Where the seller has not disclosed that he is acting as agent, there is a rebuttable presumption that he is acting as principal.

Other factors that indicate that a seller may act as a principal include:

  • performance of part of the services or modification of the goods supplied;
  • assumption of credit risk; and
  • discretion in the selection of suppliers.

In contrast, when a seller acts as an agent, they will not normally be exposed to the majority of the benefits and risks associated with the transaction. The arrangements made by the agency generally include the following characteristics:

  • the seller has disclosed that he is acting as an agent;
  • once the seller has confirmed his customer's order with a third party, the seller will normally have no further involvement in the performance of the final supplier's contractual obligations;
  • the amount the seller earns is predetermined, either a fixed amount per transaction or a stated percentage of the amount invoiced to the customer; and
  • the seller does not bear any stock or credit risk, except in cases where he receives additional consideration from the final supplier in return for his assumption of this risk.

As stated above, the distinction between agent and principal in the accounts is crucial because when the substance of a transaction is that the company acts as an agent, it must report as revenue in the accounts. the commission received in exchange for his performance under the agency agreement.

Any amount received payable to the foreign principal would not be included in the agent's turnover.

Application

You therefore need to determine whether the UK company can be classified as an agent for the purposes of the accounts.
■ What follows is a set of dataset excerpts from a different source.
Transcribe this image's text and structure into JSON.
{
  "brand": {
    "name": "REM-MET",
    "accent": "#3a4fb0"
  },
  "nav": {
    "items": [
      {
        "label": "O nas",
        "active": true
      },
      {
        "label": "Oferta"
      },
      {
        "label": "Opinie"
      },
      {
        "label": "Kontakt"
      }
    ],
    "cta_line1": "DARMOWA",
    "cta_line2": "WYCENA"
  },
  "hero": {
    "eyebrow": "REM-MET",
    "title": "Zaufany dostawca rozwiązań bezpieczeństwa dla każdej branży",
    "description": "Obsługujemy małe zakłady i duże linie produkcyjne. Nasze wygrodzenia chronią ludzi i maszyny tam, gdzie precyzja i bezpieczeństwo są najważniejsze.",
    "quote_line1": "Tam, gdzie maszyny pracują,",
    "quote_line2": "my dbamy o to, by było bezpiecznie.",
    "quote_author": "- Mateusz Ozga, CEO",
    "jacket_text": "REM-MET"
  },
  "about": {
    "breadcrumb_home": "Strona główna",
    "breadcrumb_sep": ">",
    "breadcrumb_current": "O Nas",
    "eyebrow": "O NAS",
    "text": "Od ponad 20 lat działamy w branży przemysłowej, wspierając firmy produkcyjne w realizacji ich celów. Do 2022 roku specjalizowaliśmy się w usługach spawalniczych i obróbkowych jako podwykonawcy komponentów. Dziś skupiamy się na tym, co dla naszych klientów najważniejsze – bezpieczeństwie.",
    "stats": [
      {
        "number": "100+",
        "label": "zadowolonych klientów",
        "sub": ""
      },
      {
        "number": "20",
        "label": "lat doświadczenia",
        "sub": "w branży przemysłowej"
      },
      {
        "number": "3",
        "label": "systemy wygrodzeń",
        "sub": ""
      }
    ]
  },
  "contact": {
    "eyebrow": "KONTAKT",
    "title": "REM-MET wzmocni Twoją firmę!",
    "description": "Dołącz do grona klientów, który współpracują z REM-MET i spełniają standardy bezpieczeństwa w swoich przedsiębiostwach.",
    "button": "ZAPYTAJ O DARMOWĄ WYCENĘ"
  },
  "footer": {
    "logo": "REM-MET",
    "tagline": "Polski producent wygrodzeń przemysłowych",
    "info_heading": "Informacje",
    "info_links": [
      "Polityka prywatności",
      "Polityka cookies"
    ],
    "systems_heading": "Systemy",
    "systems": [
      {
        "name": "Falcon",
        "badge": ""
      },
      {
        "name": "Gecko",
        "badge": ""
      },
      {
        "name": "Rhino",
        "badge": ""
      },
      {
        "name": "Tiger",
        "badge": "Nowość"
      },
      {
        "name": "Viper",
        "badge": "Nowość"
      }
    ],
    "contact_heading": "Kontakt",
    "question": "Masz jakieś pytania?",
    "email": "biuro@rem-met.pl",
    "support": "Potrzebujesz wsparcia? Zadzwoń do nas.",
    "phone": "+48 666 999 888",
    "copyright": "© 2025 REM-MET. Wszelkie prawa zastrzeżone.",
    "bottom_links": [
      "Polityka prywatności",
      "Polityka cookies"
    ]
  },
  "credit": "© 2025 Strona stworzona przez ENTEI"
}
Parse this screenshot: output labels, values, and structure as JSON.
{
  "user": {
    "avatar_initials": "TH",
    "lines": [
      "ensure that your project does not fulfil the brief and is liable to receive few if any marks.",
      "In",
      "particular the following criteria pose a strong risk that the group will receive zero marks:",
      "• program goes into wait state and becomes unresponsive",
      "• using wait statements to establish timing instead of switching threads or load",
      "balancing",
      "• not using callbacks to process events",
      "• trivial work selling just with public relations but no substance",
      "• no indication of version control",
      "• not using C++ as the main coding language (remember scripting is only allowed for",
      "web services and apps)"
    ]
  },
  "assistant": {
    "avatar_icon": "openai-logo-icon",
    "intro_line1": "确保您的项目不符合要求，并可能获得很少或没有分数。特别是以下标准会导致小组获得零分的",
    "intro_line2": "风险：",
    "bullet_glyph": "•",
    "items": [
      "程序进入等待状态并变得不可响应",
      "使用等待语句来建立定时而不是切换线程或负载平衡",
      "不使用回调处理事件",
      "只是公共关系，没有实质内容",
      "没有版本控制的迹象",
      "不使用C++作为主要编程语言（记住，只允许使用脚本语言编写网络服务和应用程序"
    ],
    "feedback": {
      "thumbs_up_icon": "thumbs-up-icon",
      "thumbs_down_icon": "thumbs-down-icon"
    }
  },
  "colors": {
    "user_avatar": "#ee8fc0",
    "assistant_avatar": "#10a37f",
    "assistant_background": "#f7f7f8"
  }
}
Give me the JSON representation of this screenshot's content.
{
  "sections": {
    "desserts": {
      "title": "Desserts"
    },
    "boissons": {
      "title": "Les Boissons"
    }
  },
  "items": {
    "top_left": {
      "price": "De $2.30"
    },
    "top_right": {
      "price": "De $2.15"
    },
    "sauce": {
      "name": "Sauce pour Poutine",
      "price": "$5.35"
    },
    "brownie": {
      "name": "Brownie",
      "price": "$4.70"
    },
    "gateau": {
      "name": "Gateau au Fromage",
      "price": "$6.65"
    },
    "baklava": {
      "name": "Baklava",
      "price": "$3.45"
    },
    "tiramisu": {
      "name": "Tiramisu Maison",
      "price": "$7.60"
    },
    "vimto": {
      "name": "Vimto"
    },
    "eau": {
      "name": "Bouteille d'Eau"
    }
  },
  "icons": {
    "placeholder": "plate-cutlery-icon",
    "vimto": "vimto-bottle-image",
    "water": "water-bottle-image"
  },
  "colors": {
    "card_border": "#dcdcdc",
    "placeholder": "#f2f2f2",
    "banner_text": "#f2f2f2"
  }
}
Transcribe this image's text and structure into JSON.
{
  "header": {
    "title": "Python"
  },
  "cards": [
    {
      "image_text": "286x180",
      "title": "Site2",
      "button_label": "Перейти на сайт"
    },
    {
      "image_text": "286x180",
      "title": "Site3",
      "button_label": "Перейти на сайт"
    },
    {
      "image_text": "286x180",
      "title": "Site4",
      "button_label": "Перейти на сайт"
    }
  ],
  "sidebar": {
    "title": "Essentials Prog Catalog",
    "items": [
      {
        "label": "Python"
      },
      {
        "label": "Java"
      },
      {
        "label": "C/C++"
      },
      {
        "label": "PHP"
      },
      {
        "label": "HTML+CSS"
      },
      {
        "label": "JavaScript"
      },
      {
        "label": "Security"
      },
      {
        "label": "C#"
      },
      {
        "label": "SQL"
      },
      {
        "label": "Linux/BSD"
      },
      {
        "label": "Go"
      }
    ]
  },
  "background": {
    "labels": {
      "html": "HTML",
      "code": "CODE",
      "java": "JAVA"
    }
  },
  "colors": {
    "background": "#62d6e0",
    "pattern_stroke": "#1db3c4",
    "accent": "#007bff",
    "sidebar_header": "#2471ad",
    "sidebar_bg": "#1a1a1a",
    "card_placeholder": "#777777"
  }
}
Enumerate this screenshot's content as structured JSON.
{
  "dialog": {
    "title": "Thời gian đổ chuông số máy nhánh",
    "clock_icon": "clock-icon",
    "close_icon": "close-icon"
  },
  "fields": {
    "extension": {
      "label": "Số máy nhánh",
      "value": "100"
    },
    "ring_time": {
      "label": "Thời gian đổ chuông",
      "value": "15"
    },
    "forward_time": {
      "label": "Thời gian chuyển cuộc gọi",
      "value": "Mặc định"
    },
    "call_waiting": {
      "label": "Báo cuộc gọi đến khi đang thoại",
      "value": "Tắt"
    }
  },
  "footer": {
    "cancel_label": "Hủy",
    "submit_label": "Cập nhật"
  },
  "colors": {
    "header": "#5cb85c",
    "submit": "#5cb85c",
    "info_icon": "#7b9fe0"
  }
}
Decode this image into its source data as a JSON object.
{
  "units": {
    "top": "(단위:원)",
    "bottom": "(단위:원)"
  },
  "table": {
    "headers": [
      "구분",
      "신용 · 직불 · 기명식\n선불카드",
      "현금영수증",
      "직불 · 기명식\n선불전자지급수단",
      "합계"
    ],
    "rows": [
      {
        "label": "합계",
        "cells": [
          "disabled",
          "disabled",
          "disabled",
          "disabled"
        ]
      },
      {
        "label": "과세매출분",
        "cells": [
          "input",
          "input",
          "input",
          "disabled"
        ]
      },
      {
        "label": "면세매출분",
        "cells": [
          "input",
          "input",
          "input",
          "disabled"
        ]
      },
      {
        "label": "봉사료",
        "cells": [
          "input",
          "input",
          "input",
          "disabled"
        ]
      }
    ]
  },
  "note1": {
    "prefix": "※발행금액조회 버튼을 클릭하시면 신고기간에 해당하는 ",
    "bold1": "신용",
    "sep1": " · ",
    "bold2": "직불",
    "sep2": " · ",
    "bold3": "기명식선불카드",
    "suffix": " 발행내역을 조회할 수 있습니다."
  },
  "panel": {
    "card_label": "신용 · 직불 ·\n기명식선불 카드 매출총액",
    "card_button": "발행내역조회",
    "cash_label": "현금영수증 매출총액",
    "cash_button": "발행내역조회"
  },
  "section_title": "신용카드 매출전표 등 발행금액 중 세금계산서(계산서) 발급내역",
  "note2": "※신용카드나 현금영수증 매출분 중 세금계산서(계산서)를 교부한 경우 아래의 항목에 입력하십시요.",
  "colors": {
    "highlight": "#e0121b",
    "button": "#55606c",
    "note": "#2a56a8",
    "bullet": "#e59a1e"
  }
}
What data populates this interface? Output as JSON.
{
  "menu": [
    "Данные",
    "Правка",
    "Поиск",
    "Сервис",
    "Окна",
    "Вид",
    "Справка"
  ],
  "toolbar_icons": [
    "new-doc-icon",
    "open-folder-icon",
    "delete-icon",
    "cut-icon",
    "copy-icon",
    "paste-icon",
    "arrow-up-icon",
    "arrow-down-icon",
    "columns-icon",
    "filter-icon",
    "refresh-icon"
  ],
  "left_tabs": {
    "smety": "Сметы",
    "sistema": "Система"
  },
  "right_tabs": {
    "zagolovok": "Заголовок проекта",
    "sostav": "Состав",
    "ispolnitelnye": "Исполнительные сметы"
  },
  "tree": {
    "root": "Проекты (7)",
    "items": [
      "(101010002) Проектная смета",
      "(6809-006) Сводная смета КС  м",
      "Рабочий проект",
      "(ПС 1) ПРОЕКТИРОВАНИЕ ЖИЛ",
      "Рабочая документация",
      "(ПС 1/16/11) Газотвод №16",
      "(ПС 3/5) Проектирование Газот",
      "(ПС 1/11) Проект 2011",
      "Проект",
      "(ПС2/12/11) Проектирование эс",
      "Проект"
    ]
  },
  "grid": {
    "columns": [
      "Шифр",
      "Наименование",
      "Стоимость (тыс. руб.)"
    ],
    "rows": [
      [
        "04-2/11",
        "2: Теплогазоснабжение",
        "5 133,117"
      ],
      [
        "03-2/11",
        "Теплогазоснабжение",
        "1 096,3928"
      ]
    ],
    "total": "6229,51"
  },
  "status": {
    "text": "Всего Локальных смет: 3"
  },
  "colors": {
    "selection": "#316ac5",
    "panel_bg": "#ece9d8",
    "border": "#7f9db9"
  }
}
As stated above, you will need to examine the merits of the transaction and there is a rebuttable presumption that if there is no disclosure of the principal, the UK company would be the principal (and therefore report the full figure of offshore business and subsequent payments). business).

If you were to use the UK company as a form of front for the offshore company, there would likely be no disclosure of the agency deal. In this case, however, if you can argue that, based on the other factors, the nature of the deal is that the UK company is an agent, that should be enough.

Using a Limited Liability Partnership (LLP)

The alternative option would be to use an LLP. This is a flow-through entity for UK tax purposes and therefore the income would be attributed to you personally.

Provided the profits are not profits from a UK trade and you are not a UK resident there would be no UK income tax charge on the profits. This therefore has an advantage over the above UK Ltd company in that it can avoid all UK taxes while still maintaining the professionalism and credibility of a UK entity.

Regarding disclosure, the notes to the limited partnership report state that “… Where all the partners are not resident in the UK, the partnership income tax return should only show profits from operations. United Kingdom…".

Therefore, if the partnership had no commercial benefit in the UK, the return on the partnership would in fact be pristine.

The downside of an LLP is that it would have to file accounts with the business house showing its profit and loss account and balance sheet, even though it can operate overseas.